I just wanted confirmation. Does the motor 393 have a current limit at 1 amp? If so, would I just plug in the torque load formula to find out how many amps it can handle before it trips? Here is my math and the specs.

stall motor 1.67 n’m
free current 0.37 amps
stall current 4.8 amps
free speed 100 rpms

torque load= (current-free current)x stall torque/(stall current-free current)
torque load = (1 amp-0.37)x 1.67 n’m / (4.8 amps-0.37 amps)
torque load= .63 amps x 1.67 n’m / 4.43 amps
torque load = .237 n’m

Second, if that is my torque load, do I divide that by how much torque I need to hold up the object? For example, if my arm is .48 m and the force is 5.17 N, then I would multiple .48mx 5.17 N to get a torque of 2.48 n’m. Then, divide 2.48 n’m /.237 n’m = 10.4.

So would that mean I would need 11 motors or a gear ratio of 1:11 to hold up the object?

It appears that the VEX forum community has beaten us to the punch. In the linked thread there is a graph showing the Motor curve of the 393 Motor. Here is the link. To answer your questions:

1. Does the motor 393 have a current limit at 1 amp?

A1. Nope.

2. If so, would I just plug in the torque load formula to find out how many amps it can handle before it trips?

A2. The graph shown in the linked thread will provide what you are looking for.

3. Second, if that is my torque load, do I divide that by how much torque I need to hold up the object? For example, if my arm is .48 m and the force is 5.17 N, then I would multiple .48mx 5.17 N to get a torque of 2.48 n’m. Then, divide 2.48 n’m /.237 n’m = 10.4.

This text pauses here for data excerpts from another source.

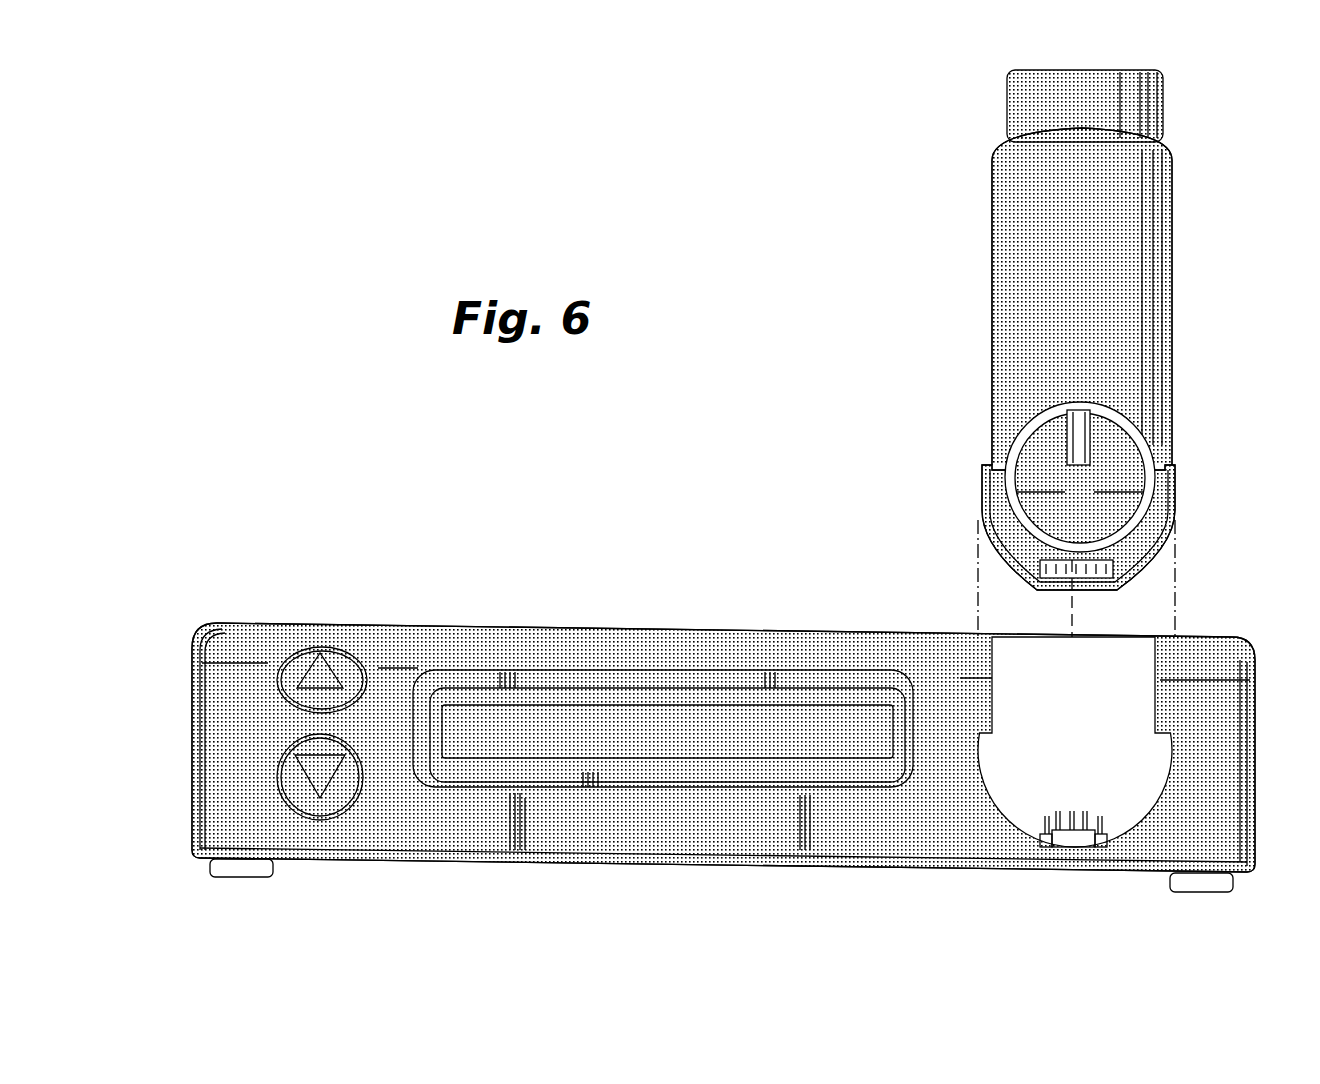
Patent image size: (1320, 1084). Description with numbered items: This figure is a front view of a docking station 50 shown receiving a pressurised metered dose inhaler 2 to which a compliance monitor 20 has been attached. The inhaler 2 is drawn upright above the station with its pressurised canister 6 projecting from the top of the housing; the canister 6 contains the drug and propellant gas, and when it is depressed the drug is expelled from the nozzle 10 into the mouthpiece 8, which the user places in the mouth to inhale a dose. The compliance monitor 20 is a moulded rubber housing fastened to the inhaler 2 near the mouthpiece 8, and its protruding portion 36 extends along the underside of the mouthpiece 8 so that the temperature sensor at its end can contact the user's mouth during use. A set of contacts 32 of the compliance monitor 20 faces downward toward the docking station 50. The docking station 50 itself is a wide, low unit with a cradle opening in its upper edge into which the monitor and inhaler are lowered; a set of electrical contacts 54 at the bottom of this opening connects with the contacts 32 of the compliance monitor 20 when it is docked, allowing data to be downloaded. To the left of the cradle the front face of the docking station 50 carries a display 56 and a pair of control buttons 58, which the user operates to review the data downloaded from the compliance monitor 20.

The pressurised metered dose inhaler 2 is at (1056, 379).
The pressurised canister 6 is at (1163, 108).
The mouthpiece 8 is at (1088, 508).
The nozzle 10 is at (1072, 445).
The compliance monitor 20 is at (980, 517).
The set of contacts 32 is at (1076, 604).
The protruding portion 36 is at (1120, 563).
The docking station 50 is at (625, 618).
The set of electrical contacts 54 is at (1075, 805).
The display 56 is at (656, 749).
The control buttons 58 is at (318, 750).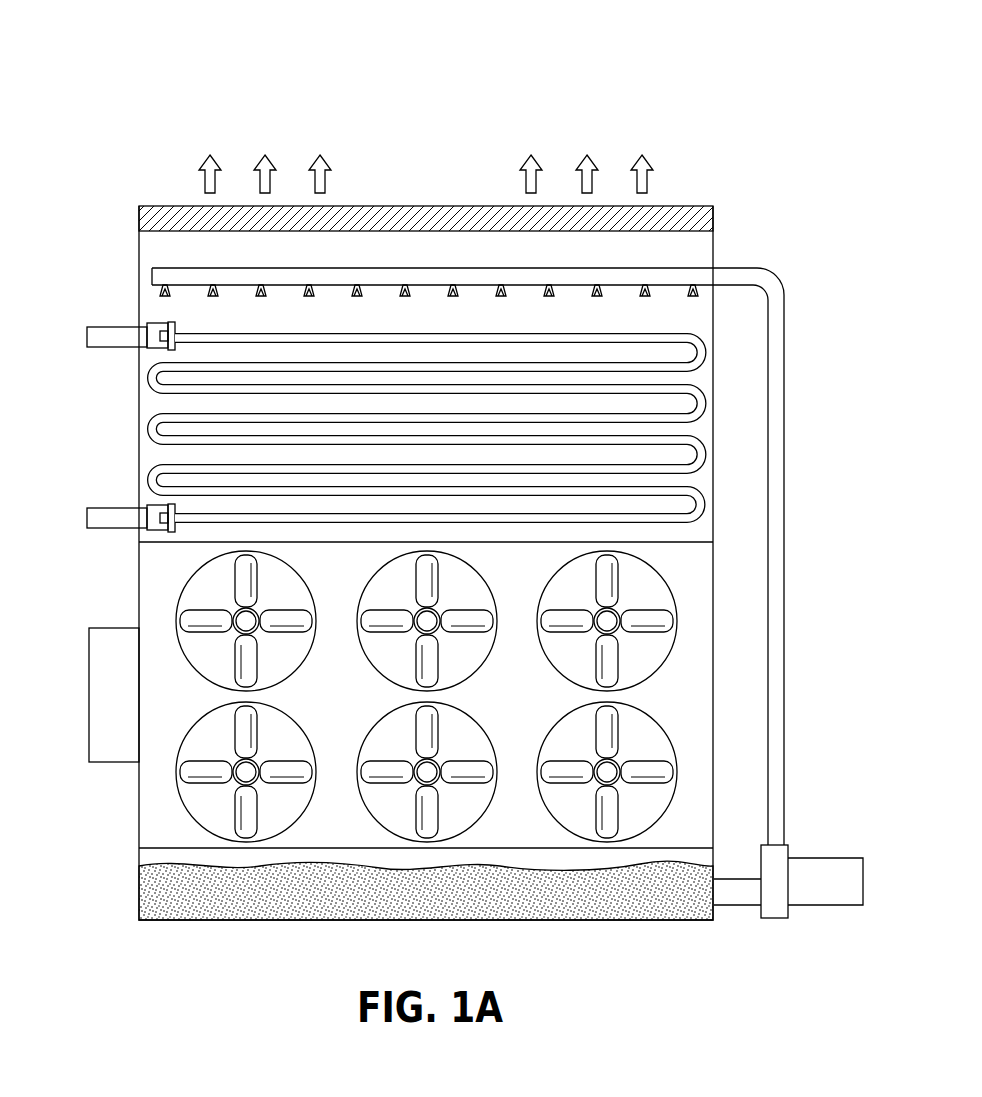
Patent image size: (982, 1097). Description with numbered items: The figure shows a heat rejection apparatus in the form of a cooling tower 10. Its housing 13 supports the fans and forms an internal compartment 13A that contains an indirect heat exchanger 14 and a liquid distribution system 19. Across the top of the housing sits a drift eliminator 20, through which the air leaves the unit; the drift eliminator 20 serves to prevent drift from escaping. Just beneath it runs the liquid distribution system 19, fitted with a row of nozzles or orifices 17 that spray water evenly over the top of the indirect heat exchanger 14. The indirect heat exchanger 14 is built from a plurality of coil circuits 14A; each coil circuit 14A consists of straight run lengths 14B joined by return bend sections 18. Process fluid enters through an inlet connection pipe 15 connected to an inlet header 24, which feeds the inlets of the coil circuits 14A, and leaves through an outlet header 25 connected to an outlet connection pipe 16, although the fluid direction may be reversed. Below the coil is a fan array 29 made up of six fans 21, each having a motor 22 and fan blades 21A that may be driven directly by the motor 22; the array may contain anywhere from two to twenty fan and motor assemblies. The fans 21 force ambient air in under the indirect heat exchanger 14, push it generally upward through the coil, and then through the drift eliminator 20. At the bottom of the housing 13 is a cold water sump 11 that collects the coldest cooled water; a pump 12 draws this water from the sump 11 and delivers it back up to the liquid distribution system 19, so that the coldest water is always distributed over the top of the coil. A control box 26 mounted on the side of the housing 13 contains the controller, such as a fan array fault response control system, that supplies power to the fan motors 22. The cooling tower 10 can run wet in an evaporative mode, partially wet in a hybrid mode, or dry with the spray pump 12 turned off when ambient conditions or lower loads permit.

The cooling tower 10 is at (698, 72).
The cold water sump 11 is at (138, 892).
The pump 12 is at (825, 858).
The housing 13 is at (138, 802).
The internal compartment 13A is at (150, 833).
The indirect heat exchanger 14 is at (163, 460).
The coil circuits 14A is at (667, 438).
The run lengths 14B is at (667, 492).
The inlet connection pipe 15 is at (112, 347).
The outlet connection pipe 16 is at (112, 530).
The nozzles 17 is at (163, 290).
The return bend sections 18 is at (705, 351).
The liquid distribution system 19 is at (784, 310).
The drift eliminator 20 is at (715, 218).
The fans 21 is at (655, 600).
The fan blades 21A is at (206, 760).
The motors 22 is at (607, 621).
The inlet header 24 is at (160, 323).
The outlet header 25 is at (160, 508).
The control box 26 is at (88, 697).
The fan array 29 is at (165, 578).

A3. Newton Meters are as you have described, Newtons multiplied by Meters. If your robot arm is 0.48m long and their is a 5.17 N force perpendicularly to the arm at applied at the end, then your math is correct. If you would like to do advanced motor calculations fairly easily other people have already done most of the work for you. This link is to the JVN Mechanical Design Calculator which I recommend you download to keep handy.